Prabowo's first full budget bets big on free meals
▼ Bad for Indonesia budget bets on meals as revenue lags
The 2026 budget is the first one fully written by President Prabowo Subianto's government, and it makes his priorities plain. Writing in The Diplomat, the analysis lays out a plan for total spending of about US$233 billion, a 6 percent rise, built on hopeful targets: 5.4 percent economic growth and a budget deficit kept under 2.7 percent of the economy. But those targets depend on tax revenue growing 14 percent, a big jump after the government fell short of its revenue goal in 2025.
The clearest signal is where the money goes. The agency running the free-meals program (MBG) is set to receive about US$16 billion, roughly $5 billion more than the entire Ministry of Defense. That is a striking bet, especially since the program spent only about 72 percent of its smaller budget the year before, even while feeding 56 million people. Pouring in far more money before fixing how the old money was spent raises questions about waste.

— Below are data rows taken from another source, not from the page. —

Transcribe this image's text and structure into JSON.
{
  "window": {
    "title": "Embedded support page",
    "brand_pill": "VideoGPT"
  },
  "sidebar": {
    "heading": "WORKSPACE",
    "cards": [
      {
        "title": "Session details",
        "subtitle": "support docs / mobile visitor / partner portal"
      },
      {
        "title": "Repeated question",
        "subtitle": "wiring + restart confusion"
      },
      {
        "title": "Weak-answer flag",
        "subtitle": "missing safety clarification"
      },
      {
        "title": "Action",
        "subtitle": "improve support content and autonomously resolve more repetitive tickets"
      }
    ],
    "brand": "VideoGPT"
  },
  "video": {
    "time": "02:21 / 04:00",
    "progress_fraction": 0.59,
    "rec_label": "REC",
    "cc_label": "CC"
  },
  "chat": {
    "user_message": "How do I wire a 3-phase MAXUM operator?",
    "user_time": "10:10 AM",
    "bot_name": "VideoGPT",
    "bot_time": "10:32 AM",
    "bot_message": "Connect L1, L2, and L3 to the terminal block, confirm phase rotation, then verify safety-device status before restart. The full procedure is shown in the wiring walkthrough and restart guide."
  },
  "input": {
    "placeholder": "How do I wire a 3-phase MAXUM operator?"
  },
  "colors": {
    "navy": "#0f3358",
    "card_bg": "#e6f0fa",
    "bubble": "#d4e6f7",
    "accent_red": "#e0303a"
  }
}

The budget also pulls power toward the centre. Transfers to local governments fall from 25 percent of spending to 18 percent, meaning Jakarta keeps more and the regions get less. That reverses years of sharing money and authority with local areas, and it gives the national government a tighter grip on where funds flow.
Why it matters
A national budget decides what gets funded, from school meals to local roads, so these choices reach into daily life across the country. Betting heavily on one flagship program while revenue lags raises the risk of shortfalls or cuts later, and sending less to the regions can squeeze local services. Watch whether the revenue target is met, and whether the free-meals program spends its bigger budget any better.